The Brooklyn Museum’s “Killer Heels: The Art of the High-Heeled Shoe” exhibition explores the origins of high heels worn by women and men across the world since ancient times. Meanwhile, a book that was recently published under the title “Killer Heels” follows the story of high-heeled shoes through various essays and illustrations throughout history, from ancient Greece until modern times.
In ancient Greece, platform sandals called “kothorni” were shoes with high wooden cork soles, worn by actors in order to differentiate the social classes and importance of each character during the play. Later, in ancient Rome, high heels were used to identify prostitutes to potential clients, therefore, high heels became associated with prostitution.
In the Middle East around 1300 BC, people would wear high heels made from wood in the bath so that they would not slip on the wet floor. These wooden platform shoes were called Kabkabs, due to the sound they made when they hit the floor.

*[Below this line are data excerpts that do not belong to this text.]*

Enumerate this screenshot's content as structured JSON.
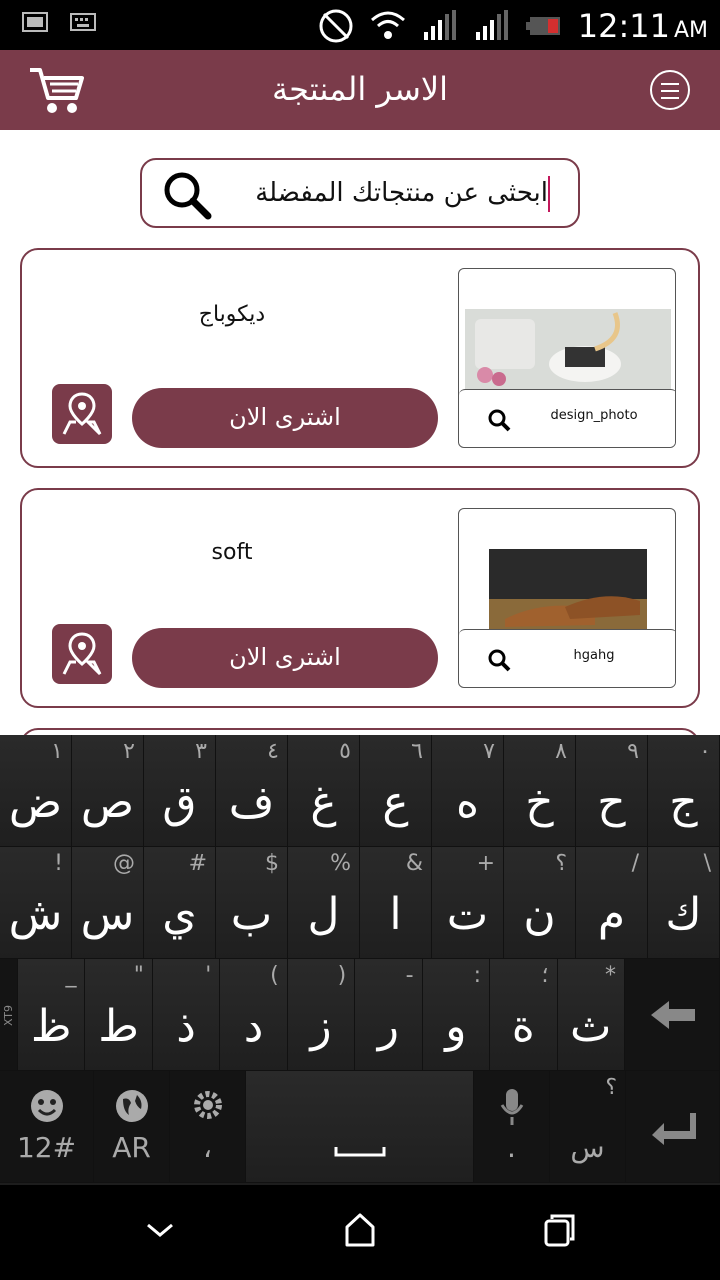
{
  "status_bar": {
    "time": "12:11",
    "ampm": "AM"
  },
  "header": {
    "title": "الاسر المنتجة"
  },
  "search": {
    "text": "ابحثى عن منتجاتك المفضلة"
  },
  "cards": [
    {
      "name": "ديكوباج",
      "buy_label": "اشترى الان",
      "thumb_caption": "design_photo"
    },
    {
      "name": "soft",
      "buy_label": "اشترى الان",
      "thumb_caption": "hgahg"
    }
  ],
  "keyboard": {
    "row1": [
      {
        "hint": "١",
        "char": "ض"
      },
      {
        "hint": "٢",
        "char": "ص"
      },
      {
        "hint": "٣",
        "char": "ق"
      },
      {
        "hint": "٤",
        "char": "ف"
      },
      {
        "hint": "٥",
        "char": "غ"
      },
      {
        "hint": "٦",
        "char": "ع"
      },
      {
        "hint": "٧",
        "char": "ه"
      },
      {
        "hint": "٨",
        "char": "خ"
      },
      {
        "hint": "٩",
        "char": "ح"
      },
      {
        "hint": "٠",
        "char": "ج"
      }
    ],
    "row2": [
      {
        "hint": "!",
        "char": "ش"
      },
      {
        "hint": "@",
        "char": "س"
      },
      {
        "hint": "#",
        "char": "ي"
      },
      {
        "hint": "$",
        "char": "ب"
      },
      {
        "hint": "%",
        "char": "ل"
      },
      {
        "hint": "&",
        "char": "ا"
      },
      {
        "hint": "+",
        "char": "ت"
      },
      {
        "hint": "؟",
        "char": "ن"
      },
      {
        "hint": "/",
        "char": "م"
      },
      {
        "hint": "\\",
        "char": "ك"
      }
    ],
    "row3": [
      {
        "hint": "_",
        "char": "ظ"
      },
      {
        "hint": "\"",
        "char": "ط"
      },
      {
        "hint": "'",
        "char": "ذ"
      },
      {
        "hint": "(",
        "char": "د"
      },
      {
        "hint": ")",
        "char": "ز"
      },
      {
        "hint": "-",
        "char": "ر"
      },
      {
        "hint": ":",
        "char": "و"
      },
      {
        "hint": "؛",
        "char": "ة"
      },
      {
        "hint": "*",
        "char": "ث"
      }
    ],
    "xt9": "XT9",
    "symbols_label": "12#",
    "lang_label": "AR",
    "comma": "،",
    "period": ".",
    "extra_hint": "؟",
    "extra_char": "س"
  }
}
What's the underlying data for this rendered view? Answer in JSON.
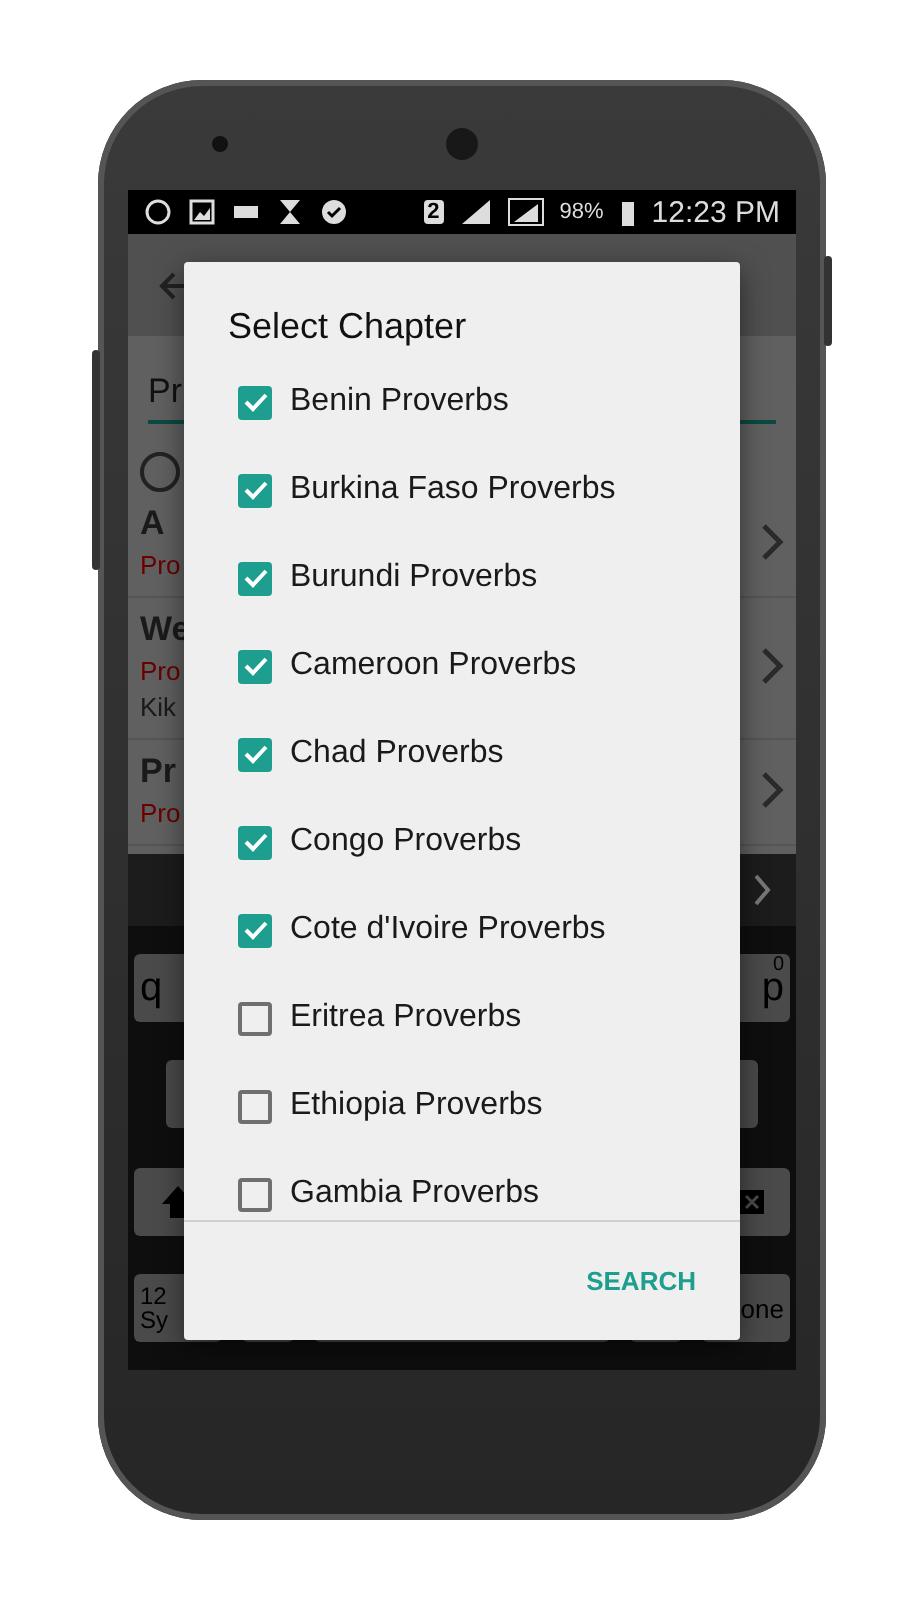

During the Middle Ages, both men and women wore “pattens,” wooden soles attached to their shoes in order to keep their fragile and expensive footwear away from street mud. “Chopines,” another form of platform shoes, became popular in Turkey and throughout Europe around the 1400s until the mid-1600s. The shoes were often higher than 30 inches and women who wore them usually used canes or servants to assist them in walking.